Strange Happenings

This morning a mass email went out to all parents of teens who go to the nearby high school. The message was a somber one as well as confusing. A student died over the weekend. The Principal asked each parent to discuss openly and honestly about the situation and if we had questions or concerns to call the school.

I don’t have any information. I decided to call the school. I left a message with a counselor who quickly called me back.

I wanted to know what happened. Before I could ask, the counselor cut me off. He told me that the family had not released information to the public and therefore, he couldn’t tell me anything. However, if we did know the boy, counselors and grief managers would love to talk to Nate about his feelings on the subject. What?

He went on to say there was an announcement made over the intercom that a student died and that if any student was struggling with it, to make an appointment with their counselor. Okay, but what if they didn’t know the student, but did know the rumors surrounding him and are worried about those? Too bad. The counselor can’t discuss anything specific. Huh?

I know I sound ghoulish wanting to know what happened. I don’t mean to. I don’t want to know every minute detail, but I’m wondering about what information I should share with my kid and how to anticipate which questions he might have.

Was it a car accident? Am I supposed to talk to Nate about the hazards when behind the wheel or crossing the street? Was it due to an illness? Was it a drug overdose? Suicide? If it was a suicide, was it purposeful or accidental? (This might sound horrendous but there is a difference. If the student was messing around with a gun and it went off, that is different than if he shot himself on purpose.)

How am I supposed to talk openly and honestly with my son when I don’t know anything?

Who can blame the student’s family for wanting to keep their son’s death from strangers? Not me. But I find it only adds to rumor and gossip when an email goes out making a statement without a follow up; we have a terrible secret. Now you know we have a terrible secret. We want you to talk to your kids about us knowing a terrible secret, but we’re not going to give you any tools as to how to handle the limited amount of information we have given you. Have a nice day!

I live in a community where death is immersed in the culture. Mormons talk very openly about death and what happens afterward. For the most part, death isn’t a scary subject for the LDS. The way it happens though could be, especially when it comes to a child passing away.
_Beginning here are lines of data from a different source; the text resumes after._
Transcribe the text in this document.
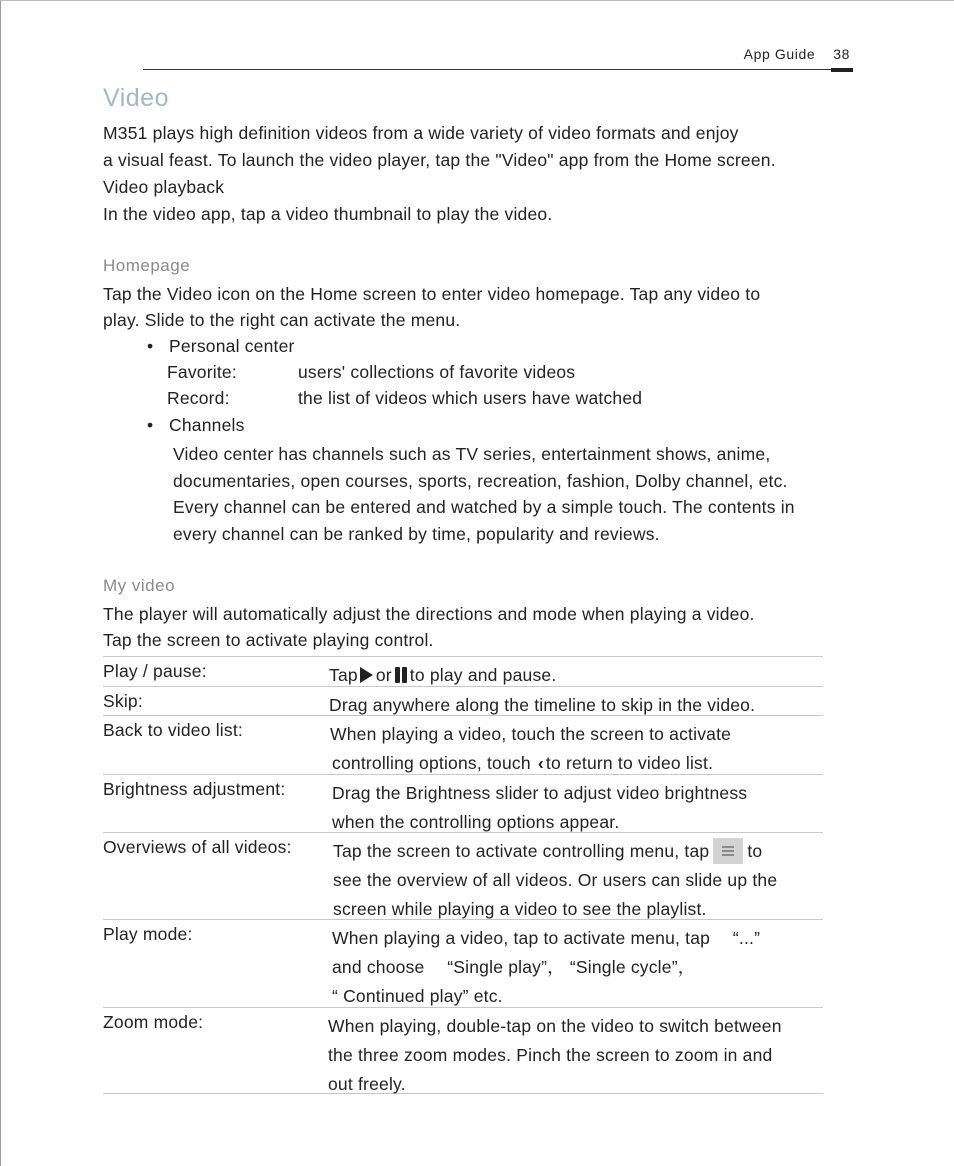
App Guide 38
Video
M351 plays high definition videos from a wide variety of video formats and enjoy
a visual feast. To launch the video player, tap the "Video" app from the Home screen.
Video playback
In the video app, tap a video thumbnail to play the video.
Homepage
Tap the Video icon on the Home screen to enter video homepage. Tap any video to
play. Slide to the right can activate the menu.
• Personal center
Favorite:	users' collections of favorite videos
Record:	the list of videos which users have watched
• Channels
Video center has channels such as TV series, entertainment shows, anime,
documentaries, open courses, sports, recreation, fashion, Dolby channel, etc.
Every channel can be entered and watched by a simple touch. The contents in
every channel can be ranked by time, popularity and reviews.
My video
The player will automatically adjust the directions and mode when playing a video.
Tap the screen to activate playing control.
Play / pause:	Tap or to play and pause.
Skip:	Drag anywhere along the timeline to skip in the video.
Back to video list:	When playing a video, touch the screen to activate
controlling options, touch ‹ to return to video list.
Brightness adjustment:	Drag the Brightness slider to adjust video brightness
when the controlling options appear.
Overviews of all videos: Tap the screen to activate controlling menu, tap to
see the overview of all videos. Or users can slide up the
screen while playing a video to see the playlist.
Play mode:	When playing a video, tap to activate menu, tap 　“...”
and choose 　“Single play”， “Single cycle”，
“ Continued play” etc.
Zoom mode:	When playing, double-tap on the video to switch between
the three zoom modes. Pinch the screen to zoom in and
out freely.
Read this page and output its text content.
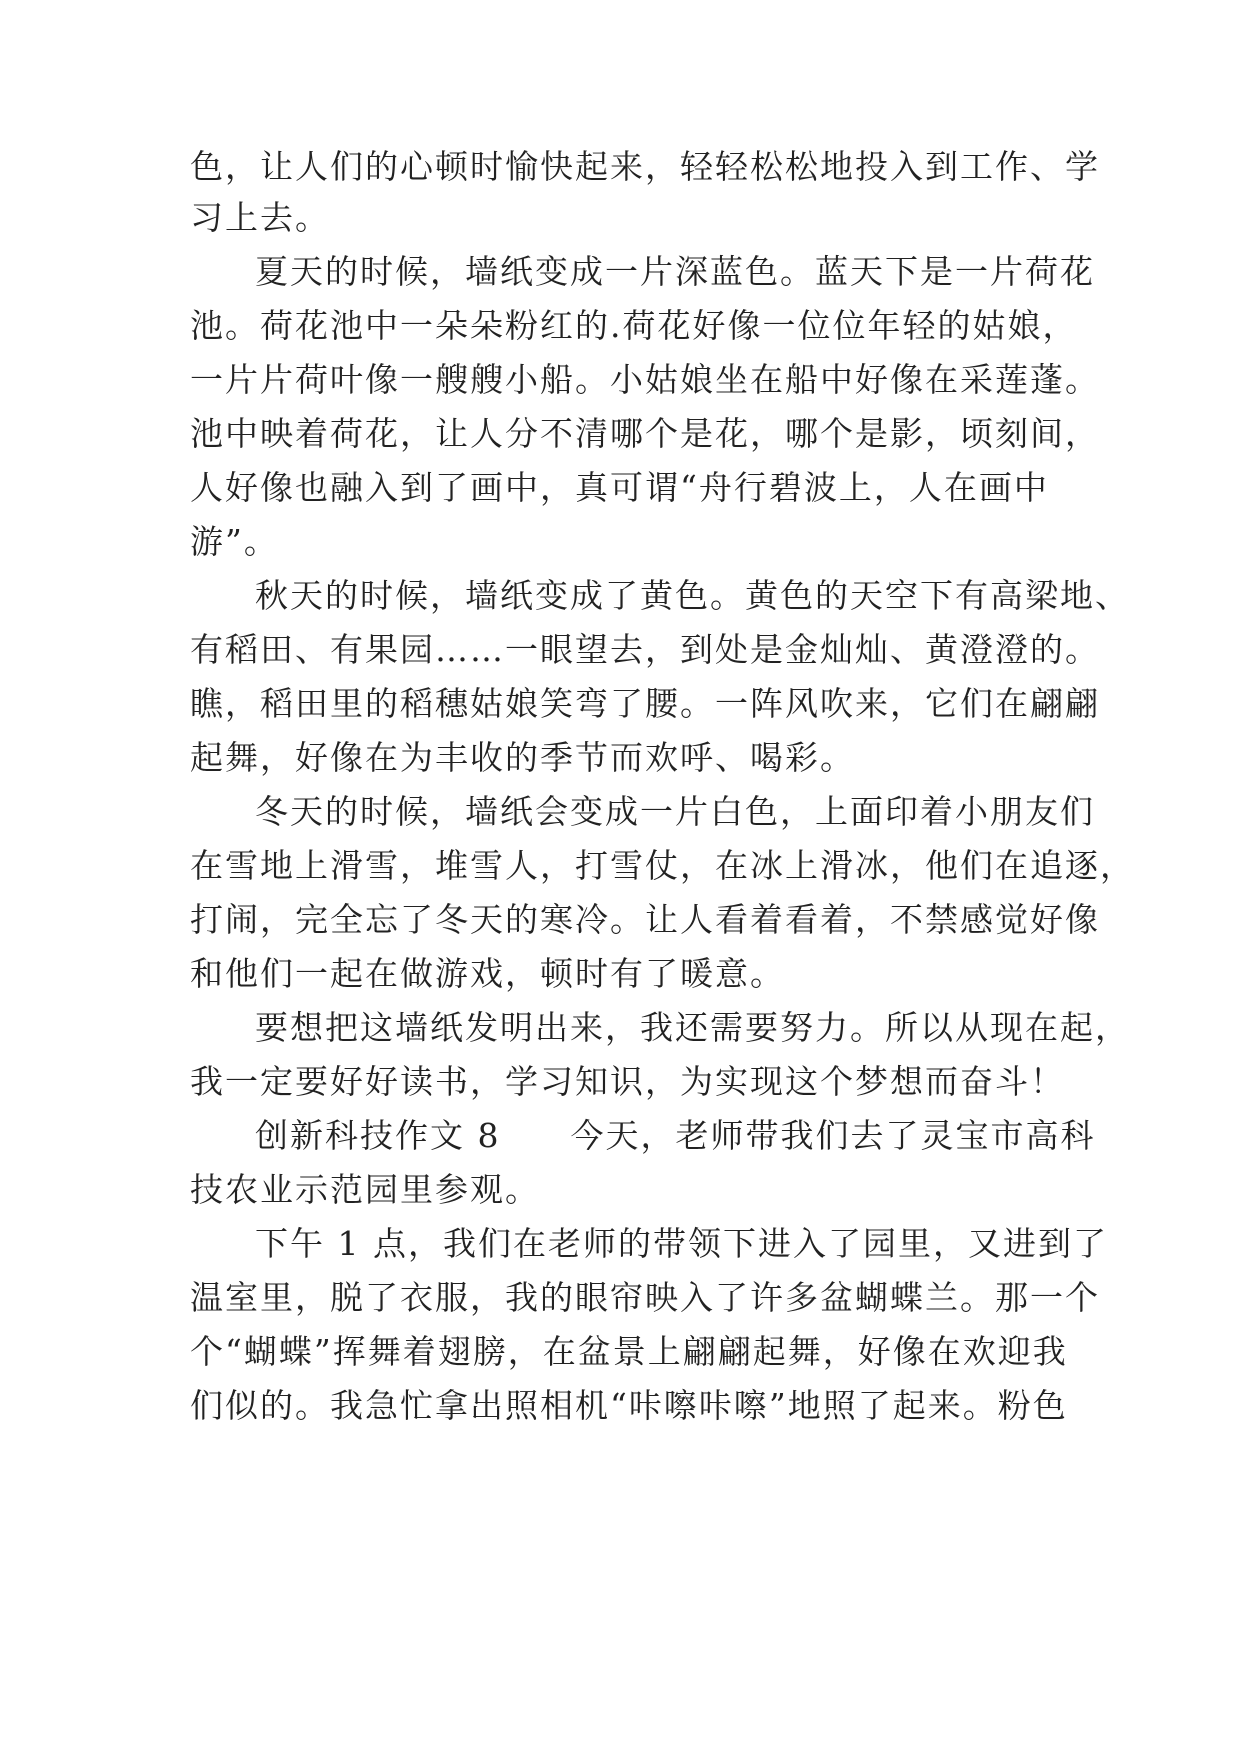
色，让人们的心顿时愉快起来，轻轻松松地投入到工作、学

习上去。

夏天的时候，墙纸变成一片深蓝色。蓝天下是一片荷花

池。荷花池中一朵朵粉红的.荷花好像一位位年轻的姑娘，

一片片荷叶像一艘艘小船。小姑娘坐在船中好像在采莲蓬。

池中映着荷花，让人分不清哪个是花，哪个是影，顷刻间，

人好像也融入到了画中，真可谓“舟行碧波上，人在画中

游”。

秋天的时候，墙纸变成了黄色。黄色的天空下有高梁地、

有稻田、有果园……一眼望去，到处是金灿灿、黄澄澄的。

瞧，稻田里的稻穗姑娘笑弯了腰。一阵风吹来，它们在翩翩

起舞，好像在为丰收的季节而欢呼、喝彩。

冬天的时候，墙纸会变成一片白色，上面印着小朋友们

在雪地上滑雪，堆雪人，打雪仗，在冰上滑冰，他们在追逐，

打闹，完全忘了冬天的寒冷。让人看着看着，不禁感觉好像

和他们一起在做游戏，顿时有了暖意。

要想把这墙纸发明出来，我还需要努力。所以从现在起，

我一定要好好读书，学习知识，为实现这个梦想而奋斗！

创新科技作文 8　　今天，老师带我们去了灵宝市高科

技农业示范园里参观。

下午 1 点，我们在老师的带领下进入了园里，又进到了

温室里，脱了衣服，我的眼帘映入了许多盆蝴蝶兰。那一个

个“蝴蝶”挥舞着翅膀，在盆景上翩翩起舞，好像在欢迎我

们似的。我急忙拿出照相机“咔嚓咔嚓”地照了起来。粉色
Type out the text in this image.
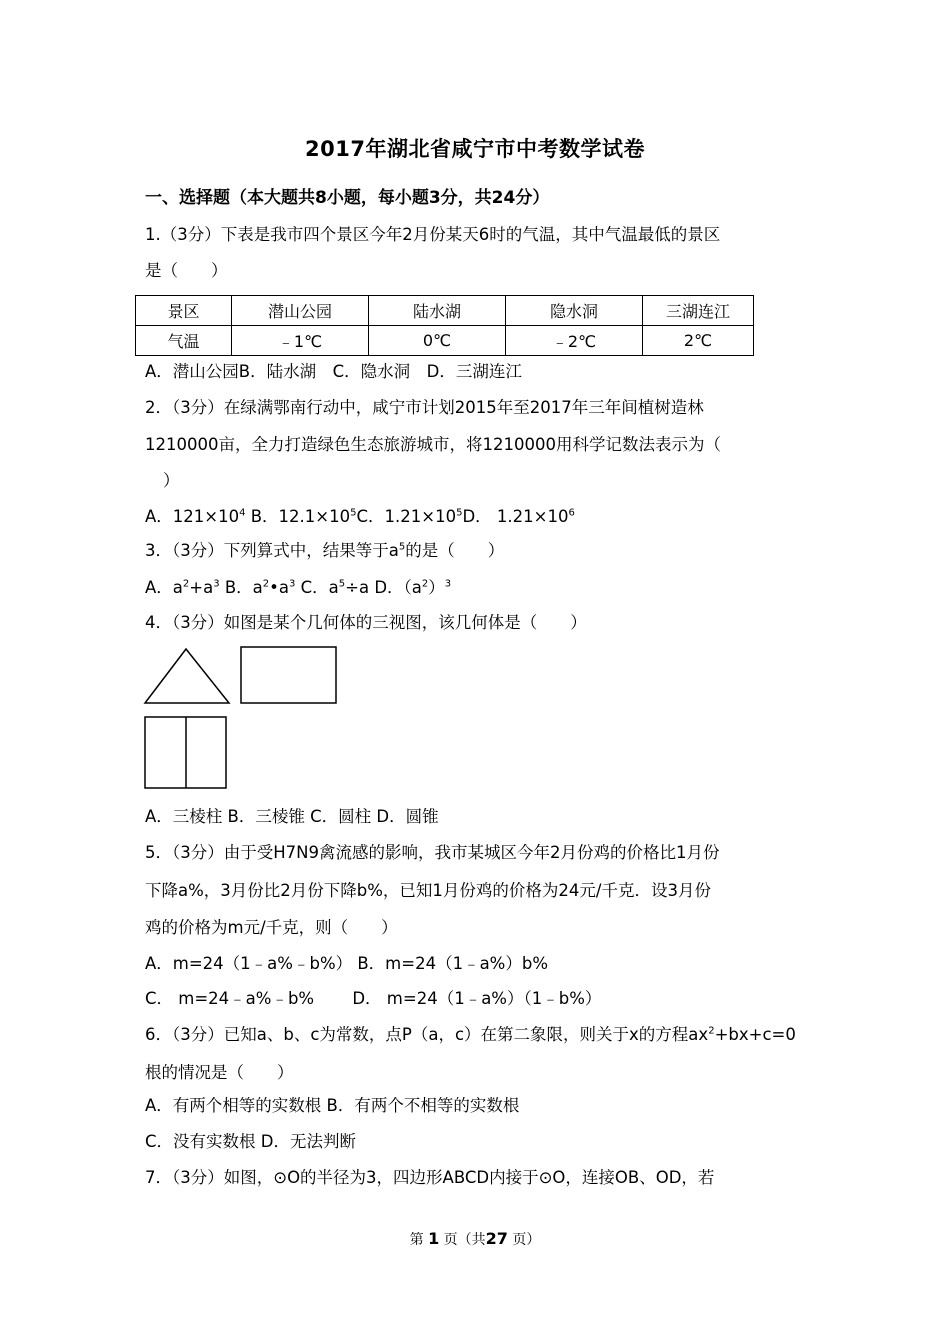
2017年湖北省咸宁市中考数学试卷
一、选择题（本大题共8小题，每小题3分，共24分）
1.（3分）下表是我市四个景区今年2月份某天6时的气温，其中气温最低的景区
是（　　）
景区	潜山公园	陆水湖	隐水洞	三湖连江
气温	﹣1℃	0℃	﹣2℃	2℃
A．潜山公园B．陆水湖　C．隐水洞　D．三湖连江
2．（3分）在绿满鄂南行动中，咸宁市计划2015年至2017年三年间植树造林
1210000亩，全力打造绿色生态旅游城市，将1210000用科学记数法表示为（
）
A．$121\times 10^4$ B．$12.1\times 10^5C$．$1.21\times 10^5D$． $1.21\times 10^6$
3．（3分）下列算式中，结果等于$a^5$的是（　　）
A．$a^2+a^3$ B．$a^2•a^3$ C．$a^5\div a$ D．$(a^2)^3$
4．（3分）如图是某个几何体的三视图，该几何体是（　　）
A．三棱柱 B．三棱锥 C．圆柱 D．圆锥
5．（3分）由于受H7N9禽流感的影响，我市某城区今年2月份鸡的价格比1月份
下降a%，3月份比2月份下降b%，已知1月份鸡的价格为24元/千克．设3月份
鸡的价格为m元/千克，则（　　）
A．m=24（1﹣a%﹣b%） B．m=24（1﹣a%）b%
C． m=24﹣a%﹣b%　　 D． m=24（1﹣a%）（1﹣b%）
6．（3分）已知a、b、c为常数，点P（a，c）在第二象限，则关于x的方程$ax^2+bx+c=0$
根的情况是（　　）
A．有两个相等的实数根 B．有两个不相等的实数根
C．没有实数根 D．无法判断
7．（3分）如图，⊙O的半径为3，四边形ABCD内接于⊙O，连接OB、OD，若
第 1 页（共27 页）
My culture is also one of worry. When it comes to our kids, we tend to skim over the nitty-gritty and hope there are no follow up questions we need to answer. Sex is a no-no subject. So are drugs, drinking, mental health issues, and suicide. I understand why. We live in a big, big world that is mostly out of our control. Why add to the bad we already know is in it? Why must our kids have to take on the burden of knowing a specific terrible going on in the world?

Also, there’s this underlying concern that if certain subjects are breached and discussed, they are also given as permission. I understand all of this. I just don’t agree.

If I want to help my kid, I need to know what I’m helping them with. I need to be able to talk to them directly and have solid answers.

I’m not trying to be insensitive. It’s horrible that a teenager has died. I feel horrible for his parents and friends and neighbors. I have no idea of the pain they’re going through. I just wish I knew what I could say or do to help my own kid get through some pain or confusion on the subject.